Aside the well-performing petrol engine, the Land Rover is introducing a new 3.0 LR-SDV6 as the entry level choice for Discovery 4 customers. The new version of the acclaimed, parallel sequential turbocharged diesel engine now replaces the 2.7 LR-TDV6 and matches the low CO2 emissions and impressive fuel economy of its more powerful 3.0-litre sister. It sets new standards of refinement and fuel economy, offering 10 percent more power and 15 percent more torque than the outgoing 2.7 litre version.

Also improved upon is the Terrain Response system in the form of Hill Start Assist and Gradient Acceleration Control. Now this: The astonishing 5.0 LR-V8 naturally aspirated engine, brand new in 2011 and designed specifically with Land Rover vehicles in mind, remains in the Discovery 4 line-up unchanged for the 2011 model year. The lightweight aluminum alloy engine is both super-efficient and compliant with the stringent US ULEV2 and European EU5 emissions regulations.

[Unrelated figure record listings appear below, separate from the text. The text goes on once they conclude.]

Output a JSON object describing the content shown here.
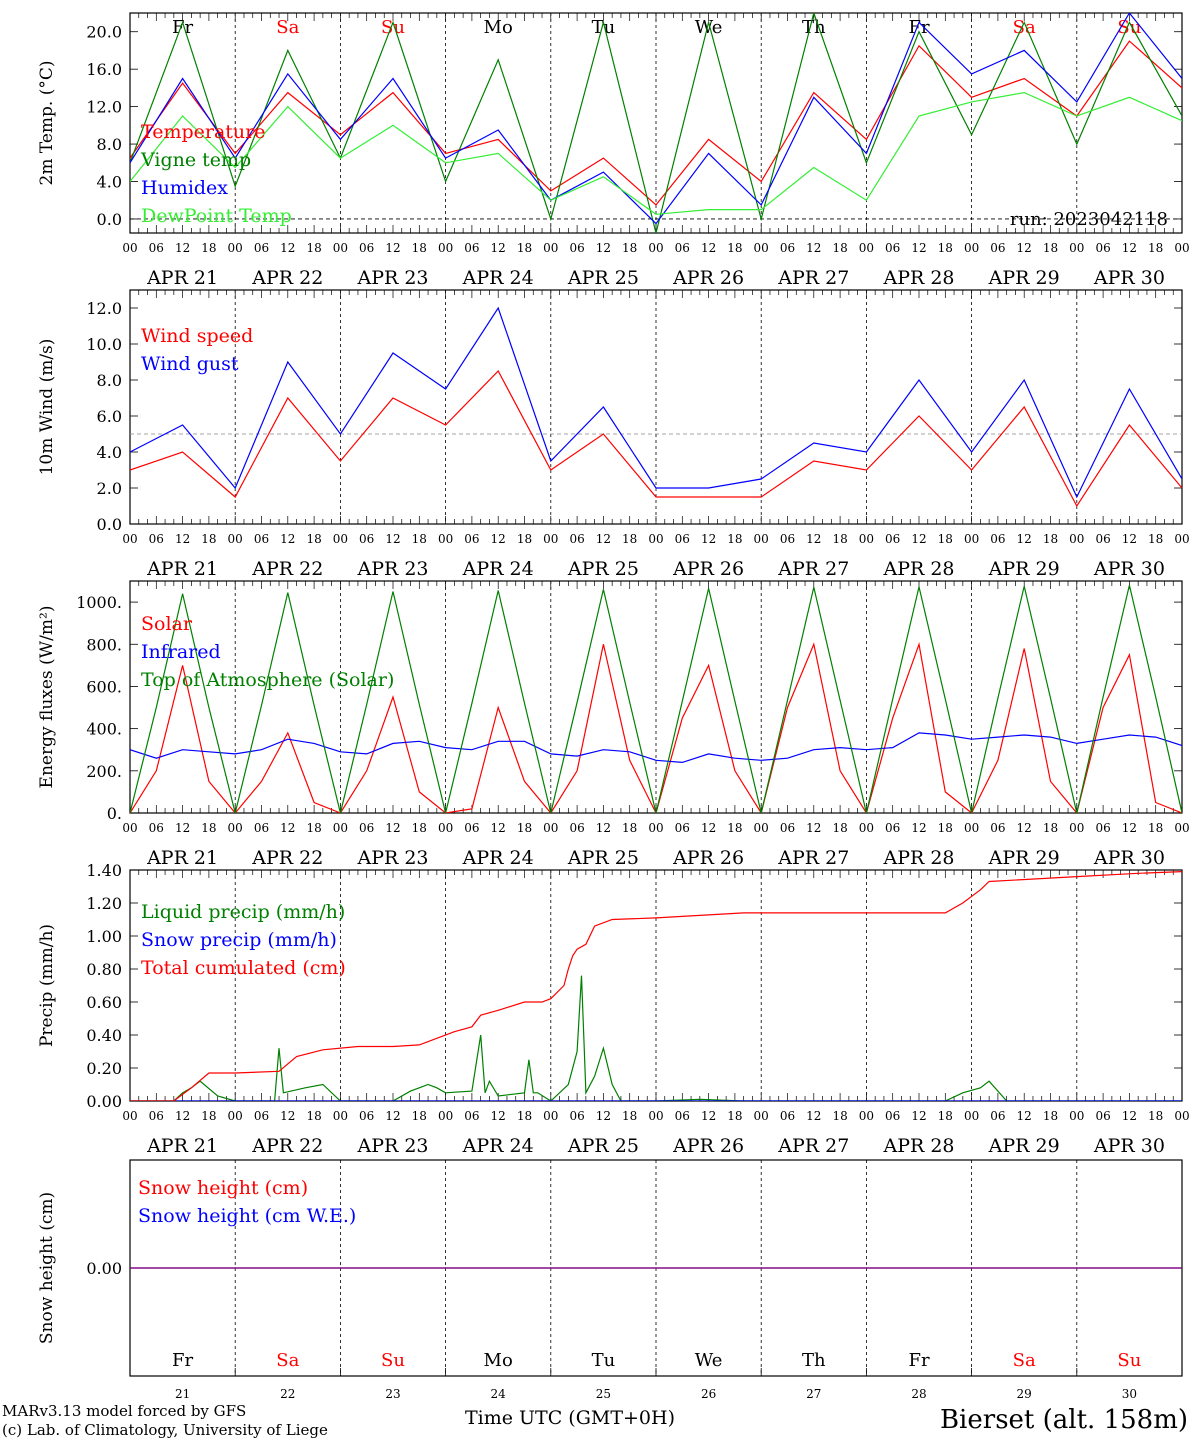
{
  "footer": {
    "credit_line1": "MARv3.13 model forced by GFS",
    "credit_line2": "(c) Lab. of Climatology, University of Liege",
    "time_axis_label": "Time UTC (GMT+0H)",
    "station": "Bierset (alt. 158m)"
  },
  "days": {
    "weekdays": [
      "Fr",
      "Sa",
      "Su",
      "Mo",
      "Tu",
      "We",
      "Th",
      "Fr",
      "Sa",
      "Su"
    ],
    "weekend_flags": [
      false,
      true,
      true,
      false,
      false,
      false,
      false,
      false,
      true,
      true
    ],
    "dates": [
      "APR 21",
      "APR 22",
      "APR 23",
      "APR 24",
      "APR 25",
      "APR 26",
      "APR 27",
      "APR 28",
      "APR 29",
      "APR 30"
    ],
    "day_numbers": [
      "21",
      "22",
      "23",
      "24",
      "25",
      "26",
      "27",
      "28",
      "29",
      "30"
    ],
    "hour_ticks": [
      "00",
      "06",
      "12",
      "18"
    ],
    "final_tick": "00"
  },
  "colors": {
    "red": "#ff0000",
    "green": "#008000",
    "blue": "#0000ff",
    "light_green": "#33ee33",
    "purple": "#7f007f",
    "weekday_text": "#000000",
    "weekend_text": "#ff0000",
    "station_text": "#3333ee"
  },
  "chart_data": [
    {
      "type": "line",
      "ylabel": "2m Temp. (°C)",
      "ylim": [
        -1.5,
        22
      ],
      "yticks": [
        "0.0",
        "4.0",
        "8.0",
        "12.0",
        "16.0",
        "20.0"
      ],
      "ytick_values": [
        0,
        4,
        8,
        12,
        16,
        20
      ],
      "ref_line": 0,
      "annotation": "run: 2023042118",
      "x_hours": [
        0,
        12,
        24,
        36,
        48,
        60,
        72,
        84,
        96,
        108,
        120,
        132,
        144,
        156,
        168,
        180,
        192,
        204,
        216,
        228,
        240
      ],
      "series": [
        {
          "name": "Temperature",
          "color": "red",
          "values": [
            6.5,
            14.5,
            7.0,
            13.5,
            9.0,
            13.5,
            7.0,
            8.5,
            3.0,
            6.5,
            1.5,
            8.5,
            4.0,
            13.5,
            8.5,
            18.5,
            13.0,
            15.0,
            11.0,
            19.0,
            14.0
          ]
        },
        {
          "name": "Vigne temp",
          "color": "green",
          "values": [
            6.0,
            21.0,
            3.5,
            18.0,
            6.5,
            21.0,
            4.0,
            17.0,
            0.0,
            21.0,
            -1.5,
            21.0,
            0.0,
            22.0,
            6.0,
            20.0,
            9.0,
            21.0,
            8.0,
            21.0,
            11.0
          ]
        },
        {
          "name": "Humidex",
          "color": "blue",
          "values": [
            6.0,
            15.0,
            6.5,
            15.5,
            8.5,
            15.0,
            6.5,
            9.5,
            2.0,
            5.0,
            -0.5,
            7.0,
            1.5,
            13.0,
            7.0,
            21.0,
            15.5,
            18.0,
            12.5,
            22.0,
            15.0
          ]
        },
        {
          "name": "DewPoint Temp",
          "color": "light_green",
          "values": [
            4.0,
            11.0,
            5.5,
            12.0,
            6.5,
            10.0,
            6.0,
            7.0,
            2.0,
            4.5,
            0.5,
            1.0,
            1.0,
            5.5,
            2.0,
            11.0,
            12.5,
            13.5,
            11.0,
            13.0,
            10.5
          ]
        }
      ]
    },
    {
      "type": "line",
      "ylabel": "10m Wind (m/s)",
      "ylim": [
        0,
        13
      ],
      "yticks": [
        "0.0",
        "2.0",
        "4.0",
        "6.0",
        "8.0",
        "10.0",
        "12.0"
      ],
      "ytick_values": [
        0,
        2,
        4,
        6,
        8,
        10,
        12
      ],
      "ref_line": 5,
      "x_hours": [
        0,
        12,
        24,
        36,
        48,
        60,
        72,
        84,
        96,
        108,
        120,
        132,
        144,
        156,
        168,
        180,
        192,
        204,
        216,
        228,
        240
      ],
      "series": [
        {
          "name": "Wind speed",
          "color": "red",
          "values": [
            3.0,
            4.0,
            1.5,
            7.0,
            3.5,
            7.0,
            5.5,
            8.5,
            3.0,
            5.0,
            1.5,
            1.5,
            1.5,
            3.5,
            3.0,
            6.0,
            3.0,
            6.5,
            1.0,
            5.5,
            2.0
          ]
        },
        {
          "name": "Wind gust",
          "color": "blue",
          "values": [
            4.0,
            5.5,
            2.0,
            9.0,
            5.0,
            9.5,
            7.5,
            12.0,
            3.5,
            6.5,
            2.0,
            2.0,
            2.5,
            4.5,
            4.0,
            8.0,
            4.0,
            8.0,
            1.5,
            7.5,
            2.5
          ]
        }
      ]
    },
    {
      "type": "line",
      "ylabel": "Energy fluxes (W/m²)",
      "ylim": [
        0,
        1100
      ],
      "yticks": [
        "0.",
        "200.",
        "400.",
        "600.",
        "800.",
        "1000."
      ],
      "ytick_values": [
        0,
        200,
        400,
        600,
        800,
        1000
      ],
      "x_hours": [
        0,
        6,
        12,
        18,
        24,
        30,
        36,
        42,
        48,
        54,
        60,
        66,
        72,
        78,
        84,
        90,
        96,
        102,
        108,
        114,
        120,
        126,
        132,
        138,
        144,
        150,
        156,
        162,
        168,
        174,
        180,
        186,
        192,
        198,
        204,
        210,
        216,
        222,
        228,
        234,
        240
      ],
      "series": [
        {
          "name": "Solar",
          "color": "red",
          "values": [
            0,
            200,
            700,
            150,
            0,
            150,
            380,
            50,
            0,
            200,
            550,
            100,
            0,
            20,
            500,
            150,
            0,
            200,
            800,
            250,
            0,
            450,
            700,
            200,
            0,
            500,
            800,
            200,
            0,
            450,
            800,
            100,
            0,
            250,
            780,
            150,
            0,
            500,
            750,
            50,
            0
          ]
        },
        {
          "name": "Infrared",
          "color": "blue",
          "values": [
            300,
            260,
            300,
            290,
            280,
            300,
            350,
            330,
            290,
            280,
            330,
            340,
            310,
            300,
            340,
            340,
            280,
            270,
            300,
            290,
            250,
            240,
            280,
            260,
            250,
            260,
            300,
            310,
            300,
            310,
            380,
            370,
            350,
            360,
            370,
            360,
            330,
            350,
            370,
            360,
            320
          ]
        },
        {
          "name": "Top of Atmosphere (Solar)",
          "color": "green",
          "values": [
            0,
            500,
            1040,
            500,
            0,
            510,
            1045,
            510,
            0,
            515,
            1050,
            515,
            0,
            520,
            1055,
            520,
            0,
            525,
            1060,
            525,
            0,
            530,
            1065,
            530,
            0,
            535,
            1070,
            535,
            0,
            540,
            1072,
            540,
            0,
            545,
            1075,
            545,
            0,
            550,
            1080,
            550,
            0
          ]
        }
      ]
    },
    {
      "type": "line",
      "ylabel": "Precip (mm/h)",
      "ylim": [
        0,
        1.4
      ],
      "yticks": [
        "0.00",
        "0.20",
        "0.40",
        "0.60",
        "0.80",
        "1.00",
        "1.20",
        "1.40"
      ],
      "ytick_values": [
        0,
        0.2,
        0.4,
        0.6,
        0.8,
        1.0,
        1.2,
        1.4
      ],
      "series": [
        {
          "name": "Liquid precip (mm/h)",
          "color": "green",
          "x_hours": [
            0,
            10,
            12,
            14,
            16,
            20,
            24,
            33,
            34,
            35,
            40,
            44,
            48,
            60,
            64,
            66,
            68,
            70,
            72,
            78,
            80,
            81,
            82,
            84,
            90,
            91,
            92,
            93,
            96,
            100,
            102,
            103,
            104,
            106,
            108,
            110,
            112,
            120,
            130,
            140,
            186,
            190,
            194,
            196,
            200,
            240
          ],
          "values": [
            0,
            0,
            0.05,
            0.08,
            0.12,
            0.03,
            0,
            0,
            0.32,
            0.05,
            0.08,
            0.1,
            0,
            0,
            0.06,
            0.08,
            0.1,
            0.08,
            0.05,
            0.06,
            0.4,
            0.05,
            0.12,
            0.03,
            0.05,
            0.25,
            0.05,
            0.05,
            0,
            0.1,
            0.3,
            0.76,
            0.05,
            0.15,
            0.32,
            0.1,
            0,
            0,
            0.01,
            0,
            0,
            0.05,
            0.08,
            0.12,
            0,
            0
          ]
        },
        {
          "name": "Snow precip (mm/h)",
          "color": "blue",
          "x_hours": [
            0,
            240
          ],
          "values": [
            0,
            0
          ]
        },
        {
          "name": "Total cumulated (cm)",
          "color": "red",
          "x_hours": [
            0,
            10,
            14,
            18,
            24,
            34,
            38,
            44,
            52,
            60,
            66,
            70,
            74,
            78,
            80,
            84,
            90,
            94,
            96,
            99,
            100,
            101,
            102,
            104,
            106,
            110,
            120,
            140,
            180,
            186,
            190,
            194,
            196,
            216,
            230,
            240
          ],
          "values": [
            0,
            0,
            0.08,
            0.17,
            0.17,
            0.18,
            0.27,
            0.31,
            0.33,
            0.33,
            0.34,
            0.38,
            0.42,
            0.45,
            0.52,
            0.55,
            0.6,
            0.6,
            0.62,
            0.7,
            0.8,
            0.88,
            0.92,
            0.95,
            1.06,
            1.1,
            1.11,
            1.14,
            1.14,
            1.14,
            1.2,
            1.28,
            1.33,
            1.36,
            1.38,
            1.39
          ]
        }
      ]
    },
    {
      "type": "line",
      "ylabel": "Snow height (cm)",
      "ylim": [
        -1,
        1
      ],
      "yticks": [
        "0.00"
      ],
      "ytick_values": [
        0
      ],
      "x_hours": [
        0,
        240
      ],
      "series": [
        {
          "name": "Snow height (cm)",
          "color": "red",
          "values": [
            0,
            0
          ]
        },
        {
          "name": "Snow height (cm W.E.)",
          "color": "blue",
          "values": [
            0,
            0
          ]
        }
      ]
    }
  ]
}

The LR-SDV6 3.0 and the LR-V8, all drive through the ultra-refined ZF HP28 6-speed automatic transmission. The Discovery 4 suspension system was substantially revised for 2011 with changes to roll centres, anti roll bars, suspension knuckles, damper bushes and the addition of a variable ratio steering rack for greater stability during high speed cruising and increased sensitivity at acute steering angles.

More powerful brakes comprised twin-piston sliding callipers with 360mm ventilated discs at the front and single piston with 350mm ventilated discs at the rear. The understeer control system, which intervenes by automatically slowing the vehicle to bring it back under driver control, was also revised.

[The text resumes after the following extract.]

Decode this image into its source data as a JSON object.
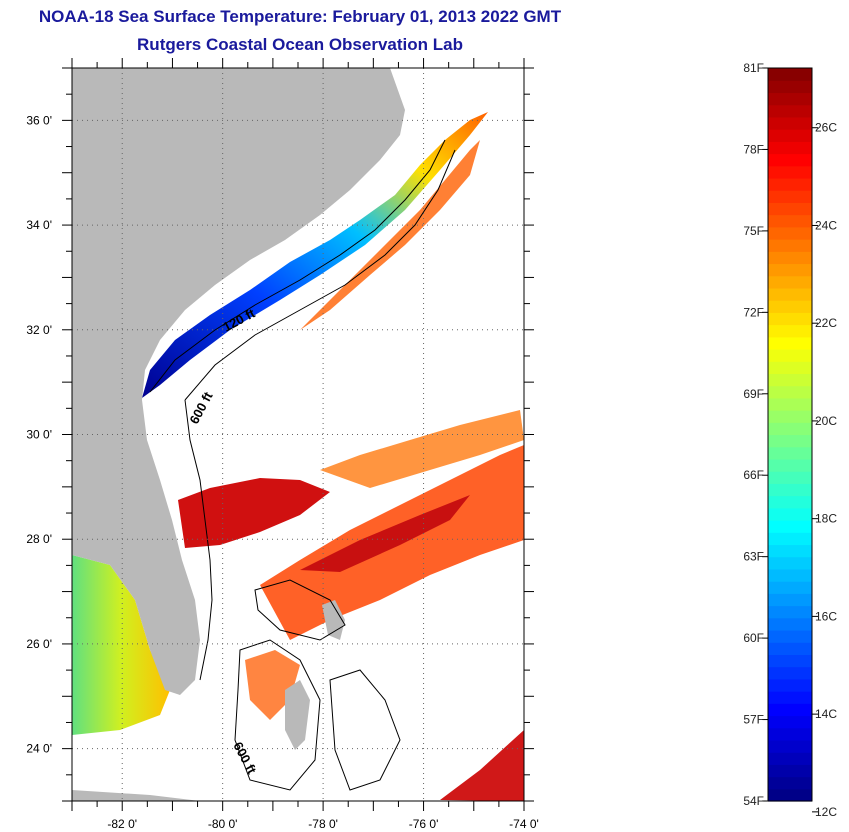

Indeed, it was during the off-road drive, especially at the Land Rover Experience Kyalama and the hillsides and valleys of Entabeni Game Reserve, some 300 kilometres off Johannesburg, that the 2011 Discovery 4 proved that it has been more endowed to retain the honour of being one of the most capable off-road vehicles. The additional innovative systems are Hill Start Assist and Gradient Acceleration Control. Here is how they function:

In a steep uphill position, Hill Start Assist retains the initial driver-generated brake pressure long enough for the foot to move from brake pedal to throttle without the car rolling backwards. The brake is released after a sufficient time has elapsed or when the engine is supplying enough torque to move the car up the hill. Hill Start Assist is always available, not selectable, and neither is its operation indicated to the driver.

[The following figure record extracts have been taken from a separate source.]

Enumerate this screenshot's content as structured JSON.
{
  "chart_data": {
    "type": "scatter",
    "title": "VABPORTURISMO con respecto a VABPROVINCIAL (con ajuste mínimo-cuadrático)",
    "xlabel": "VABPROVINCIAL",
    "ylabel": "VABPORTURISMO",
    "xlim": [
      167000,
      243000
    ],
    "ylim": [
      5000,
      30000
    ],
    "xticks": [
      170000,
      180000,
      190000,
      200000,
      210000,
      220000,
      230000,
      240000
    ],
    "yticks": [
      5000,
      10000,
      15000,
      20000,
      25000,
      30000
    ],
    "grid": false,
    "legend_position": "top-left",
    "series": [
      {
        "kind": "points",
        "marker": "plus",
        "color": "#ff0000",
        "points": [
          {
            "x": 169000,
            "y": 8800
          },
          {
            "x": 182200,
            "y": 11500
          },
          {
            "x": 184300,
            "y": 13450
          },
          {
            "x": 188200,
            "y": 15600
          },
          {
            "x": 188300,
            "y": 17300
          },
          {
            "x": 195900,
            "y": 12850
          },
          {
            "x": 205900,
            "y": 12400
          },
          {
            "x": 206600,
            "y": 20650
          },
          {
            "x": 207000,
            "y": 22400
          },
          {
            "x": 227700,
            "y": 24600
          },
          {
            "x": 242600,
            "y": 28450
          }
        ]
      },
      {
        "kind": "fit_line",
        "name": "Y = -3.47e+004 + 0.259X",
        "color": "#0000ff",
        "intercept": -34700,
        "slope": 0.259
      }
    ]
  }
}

On the other hand, Gradient Acceleration Control is designed to provide safety cover on severe gradients when the driver does not have Hill Descent Control engaged. By pressurising the brake system, Gradient Acceleration Control slows the car to a limit determined by the throttle position when the car is descending the slope in the driver's intended direction of travel. This includes descending the slope forwards in drive, or rearwards in reverse.

The Discovery 4 gets three exciting new paint colours for 2011, Fuji White, Baltic Blue and Siberian Silver. One small, but important feature is the Land Rover oval badge which has been given a colour change from gold on green to silver on green creating a more contemporary look. The badge appears on the grille, tailgate, steering wheel and wheel centre caps.

There's a change of identity too. To distinguish between the two power options, 180kW models are badged SDV6 and the 155kW models badged TDV6. Beyond the slight fresh exterior identity, the supremely versatile seven-seat 2011 Land Rover Discovery 4 (can be configured to take less seats, depending on need) features a premium cabin, which combines the smooth, flowing surfaces and the minimum number of controls for an uncluttered environment.

A good number of the functions, like cruise control, can be manipulated by the driver on the steering wheel without losing focus. Even the terrain control knob (for an innovative system which adapts the vehicle to rocky, sandy or normal surface) is within easy reach. Checks at the Mazamaza, Lagos office of Coscharis Motors Limited, Jaguar Land Rover representative in Nigeria which sponsored the trip to South Africa, could not confirm when exactly the 2011 Discovery 4 would hit the dealer's showrooms across the country.

However, the Head of Marketing, Ifeanyi Nihe, told Daily Sun Motoring that the first batch vehicle would arrive 'soon'.